I should rather say “Of rats and men” not to paraphrase John Steinbeck’s book title in order to evoke a cultural rift at Morzine, the main town near my home village of Montriond, France, where I was raised. In those days, religion was fiercely rooted into Morzine’s culture, with a mixture of superstition and sorcery that came long before this once inaccessible valley was evangelized by the local monks.
Morzine had to deal already with its unruly bunch of possessed, hysterical women and also had to wrestle with two distinct, opposed factions, fracturing its community, the red rats and the white rats.
Again, Morzine stood in a dead-end valley, in this remote part of Haute-Savoie, its back right up against the ridge defining the Swiss border. The river Dranse ran through Morzine, with its right bank, where City Hall, the church and Avoriaz ski area are located, and the left bank where La Crusaz, the new main square, Nyon and the Pleney ski areas are situated.

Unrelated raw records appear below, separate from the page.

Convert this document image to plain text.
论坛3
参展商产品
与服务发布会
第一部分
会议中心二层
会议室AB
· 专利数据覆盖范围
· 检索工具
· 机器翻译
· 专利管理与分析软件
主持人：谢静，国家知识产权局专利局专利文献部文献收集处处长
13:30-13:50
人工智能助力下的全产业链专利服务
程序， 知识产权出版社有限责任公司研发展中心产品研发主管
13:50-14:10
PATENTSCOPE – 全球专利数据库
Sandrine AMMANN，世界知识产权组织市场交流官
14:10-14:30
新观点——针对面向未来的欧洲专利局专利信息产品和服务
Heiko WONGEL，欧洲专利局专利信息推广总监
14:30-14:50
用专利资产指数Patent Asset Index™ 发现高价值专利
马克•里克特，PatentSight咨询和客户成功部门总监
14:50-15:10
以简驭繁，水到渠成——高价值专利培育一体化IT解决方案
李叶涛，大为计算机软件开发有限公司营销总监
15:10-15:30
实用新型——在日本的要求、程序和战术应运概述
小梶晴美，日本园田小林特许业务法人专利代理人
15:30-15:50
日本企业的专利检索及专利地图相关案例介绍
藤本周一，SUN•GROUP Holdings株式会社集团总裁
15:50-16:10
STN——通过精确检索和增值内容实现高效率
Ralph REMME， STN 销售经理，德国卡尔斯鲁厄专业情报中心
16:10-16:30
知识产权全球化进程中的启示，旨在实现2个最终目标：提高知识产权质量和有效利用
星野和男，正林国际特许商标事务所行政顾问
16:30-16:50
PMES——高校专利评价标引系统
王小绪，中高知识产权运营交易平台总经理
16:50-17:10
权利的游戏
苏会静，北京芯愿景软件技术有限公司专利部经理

In that setting, the inhabitant of the right bank were known as “les rats blancs” (the white rats) and those of the left bank as “les rats rouges” (the red rats).The “rats blancs” had the reputation of being overly pious, conservative but also by some, devious as well as consumed by business schemes and profits, while the “rats rouges” were more like peasants and generally more progressive.
The two clans quarreled quasi-permanently and inter-marriages between rats blancs and rats rouges were quite rare, if not unthinkable.
Today, under the “British Occupation” of the entire region, things have mellowed a bit, but it’s rare that someone still blames a rat of some color for something bad or unethical happening around town.
Since I’m not too clear on that subject, I plan to study it further, and I will let you know if and when I’m able to provide you with a definitive explanation of that long quarrel between white and red… rodents!